# Names of your fishies?



## girth vader (Apr 24, 2006)

since the sig only lets you put 500 characters, I thought I'd post the names of my little guys.
90g Planted Community
1 Bosemani Rainbow (Candy Man)
2 Parkinsoni rainbows (Tony & Lilly)
1 Iranian rainbow (Allah)
4 1m 3f Dwarf rainbows ( Hugh Heffner and his GFs)
1 Tourquiose rainbow ( Turkey)
1 Aussie rainbow (Wally)
1 Opaline Gourami (Johnny Bravo)
2 Bolivian Rams ( Rammy, Rammy #2)
2 Geophagus ( Mr. Hoovers)
5 Serpae Tetras ( Little Terrorists :lol: )
4 Schwartzs Corys ( Mr. Whiskers)
6 Neons
3 Juli corys (Mr. Whiskers)
4 Blue tetras
1 BN ( Crack Head Bob)
1 Common pleco (Sea Monster)
6 Ottos
2 Mystery Snails ( Houdini and Mr. Mysterio)

What are the names of your fishies?


----------



## Christine (Nov 4, 2005)

Current Bettas - Luigi, Diego, Poogle, Goldfinger, Zeus, Morpheus, Tarzan (wild type), Oddjob, Jaina, Princess Peach, Kelly, Hera, Moneypenny, Plenty O'toole, & Zelda... I've still got a few young'uns that need names. (Yes, I've managed to cut back some!)
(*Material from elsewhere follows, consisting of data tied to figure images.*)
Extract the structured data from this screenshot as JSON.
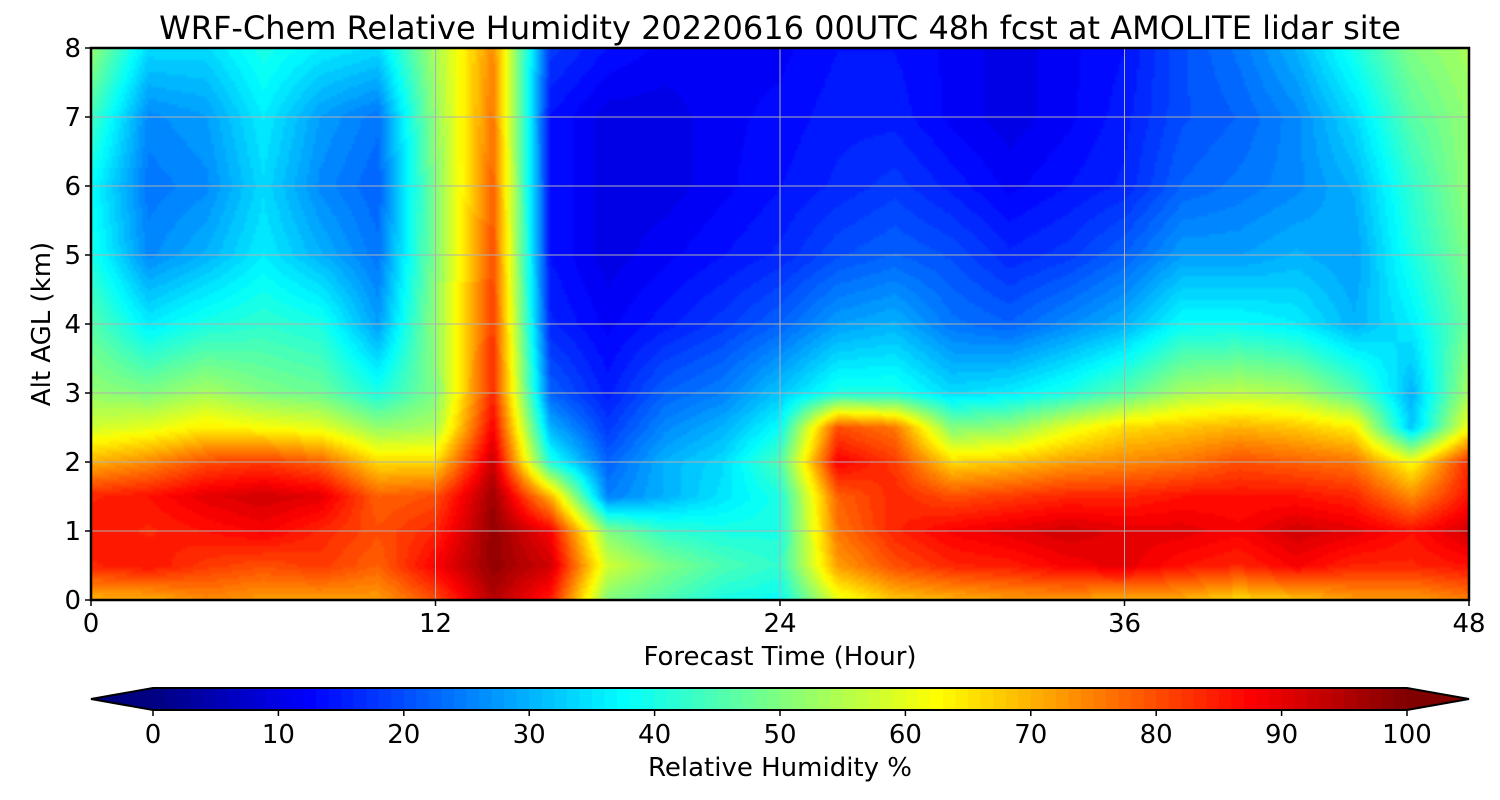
{
  "chart_data": {
    "type": "heatmap",
    "title": "WRF-Chem Relative Humidity 20220616 00UTC 48h fcst at AMOLITE lidar site",
    "xlabel": "Forecast Time (Hour)",
    "ylabel": "Alt AGL (km)",
    "xlim": [
      0,
      48
    ],
    "ylim": [
      0,
      8
    ],
    "x_ticks": [
      "0",
      "12",
      "24",
      "36",
      "48"
    ],
    "y_ticks": [
      "0",
      "1",
      "2",
      "3",
      "4",
      "5",
      "6",
      "7",
      "8"
    ],
    "grid": true,
    "colorscale": "jet",
    "colorbar": {
      "label": "Relative Humidity %",
      "range": [
        0,
        100
      ],
      "ticks": [
        "0",
        "10",
        "20",
        "30",
        "40",
        "50",
        "60",
        "70",
        "80",
        "90",
        "100"
      ],
      "extend": "both"
    },
    "x": [
      0,
      2,
      4,
      6,
      8,
      10,
      12,
      14,
      16,
      18,
      20,
      22,
      24,
      26,
      28,
      30,
      32,
      34,
      36,
      38,
      40,
      42,
      44,
      46,
      48
    ],
    "y": [
      0,
      0.5,
      1,
      1.5,
      2,
      2.5,
      3,
      4,
      5,
      6,
      7,
      8
    ],
    "z": [
      [
        70,
        70,
        74,
        72,
        72,
        72,
        80,
        95,
        85,
        50,
        45,
        40,
        38,
        60,
        68,
        70,
        72,
        72,
        70,
        70,
        66,
        68,
        72,
        72,
        75
      ],
      [
        84,
        86,
        82,
        80,
        82,
        78,
        88,
        98,
        92,
        58,
        50,
        45,
        42,
        72,
        80,
        84,
        85,
        88,
        90,
        86,
        84,
        88,
        84,
        84,
        86
      ],
      [
        86,
        84,
        86,
        88,
        84,
        80,
        84,
        98,
        88,
        50,
        42,
        40,
        40,
        76,
        84,
        88,
        90,
        92,
        90,
        90,
        88,
        92,
        90,
        86,
        92
      ],
      [
        84,
        86,
        90,
        92,
        90,
        78,
        80,
        97,
        70,
        25,
        30,
        35,
        40,
        78,
        84,
        80,
        82,
        84,
        84,
        86,
        86,
        86,
        84,
        74,
        86
      ],
      [
        70,
        74,
        80,
        82,
        78,
        66,
        66,
        93,
        40,
        22,
        30,
        34,
        45,
        88,
        82,
        66,
        68,
        72,
        74,
        76,
        80,
        78,
        76,
        62,
        84
      ],
      [
        58,
        60,
        64,
        62,
        60,
        52,
        54,
        88,
        30,
        18,
        26,
        30,
        38,
        80,
        76,
        50,
        52,
        60,
        66,
        68,
        70,
        68,
        64,
        32,
        62
      ],
      [
        52,
        50,
        54,
        50,
        48,
        40,
        50,
        84,
        22,
        15,
        22,
        25,
        32,
        40,
        40,
        34,
        36,
        40,
        46,
        54,
        56,
        54,
        46,
        30,
        54
      ],
      [
        46,
        36,
        40,
        42,
        40,
        28,
        52,
        82,
        16,
        12,
        15,
        18,
        22,
        28,
        30,
        24,
        22,
        26,
        30,
        38,
        38,
        36,
        30,
        36,
        48
      ],
      [
        40,
        26,
        30,
        36,
        30,
        24,
        50,
        80,
        14,
        10,
        12,
        14,
        16,
        20,
        22,
        20,
        16,
        18,
        22,
        28,
        28,
        30,
        28,
        40,
        50
      ],
      [
        38,
        24,
        26,
        34,
        26,
        22,
        50,
        78,
        14,
        10,
        10,
        12,
        14,
        16,
        18,
        15,
        12,
        14,
        16,
        22,
        24,
        26,
        30,
        42,
        52
      ],
      [
        44,
        26,
        28,
        36,
        28,
        24,
        52,
        76,
        14,
        10,
        10,
        12,
        13,
        15,
        15,
        12,
        10,
        12,
        15,
        20,
        22,
        26,
        34,
        46,
        52
      ],
      [
        52,
        34,
        34,
        40,
        36,
        34,
        54,
        74,
        18,
        14,
        12,
        12,
        12,
        14,
        14,
        12,
        10,
        12,
        14,
        20,
        24,
        30,
        40,
        50,
        54
      ]
    ]
  }
}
My angels are named Ra, Bleu, Sue, Mu & Shu.


----------



## robyn (May 29, 2006)

i have 4 mollies at the moment:
Edward the Molly (Black)
Baby Molly
Margret the Molly (gold dust)
Spot the molly (dalmation)
Used to have Milton but he died a few weeks back 
Gary II -Snail (Gary died, not 2 sure what happened, he just sorta disappeared, so Gary II was his replacement)

Wow Christine, how do u remeba all those Angels names? dnt u get confused?


----------



## Christine (Nov 4, 2005)

No, not with the angels. Its kinda simple with them because Bleu is a blue blusher.. his girl is Sue (it rhymes and SueM helped me with them when I first got them). Mu has big black splotches sorta like a cow & his girlie is Shu.. Like Mushu from Mulan  Ra is a pearlscale and stands out against the rest like the sun with his light/shiney coloring.

The bettas were mostly named for certain reasons as well (tho my son named a few). I do find that sometimes with the bettas I'll go to say a name and another name just comes out of my mouth LOL I know of course as soon as it happens DOH I screwed up. For some reason its always with the girls too, never the boys.


----------



## Osiris (Jan 18, 2005)

Clownfish-Nemo
2nd Clownfish(the cute one)-Beki(for you babybaby!)


----------



## msdolittle (Mar 4, 2006)

Three black mollies- Denzel, Oprah and Hallie
Swordtails-Jack Janet and Chrissy
Tetras-Lois Clark and Jimmy (Jimmy is dead.......rip Jimmy)

I dont have names for either of my plecos, the khulies or the cories.


----------



## Ringo (Apr 10, 2006)

I havent really ever named my fish, dont wanna get to attached to them where i just kill them sooner or later lol.

i did have a betta named Gilligan though, and of course my other betta (both dead) Skiiper, and my CT (dead also) Moss


----------



## CaysE (May 21, 2006)

My first gudgeon was named Goby-Wan. I also had a catfish a long time ago that I named Frankie, but you had to say it with an Italian NJ accent. He survived a lot of drive-by water problems before he finally got pinched.


----------



## Damon (Jan 18, 2005)

(10) Koi Angels named Angel
(50+) N. Multifasciatus named multis
(1) Apisto Viejita II named Apisto

I think you get the idea.


----------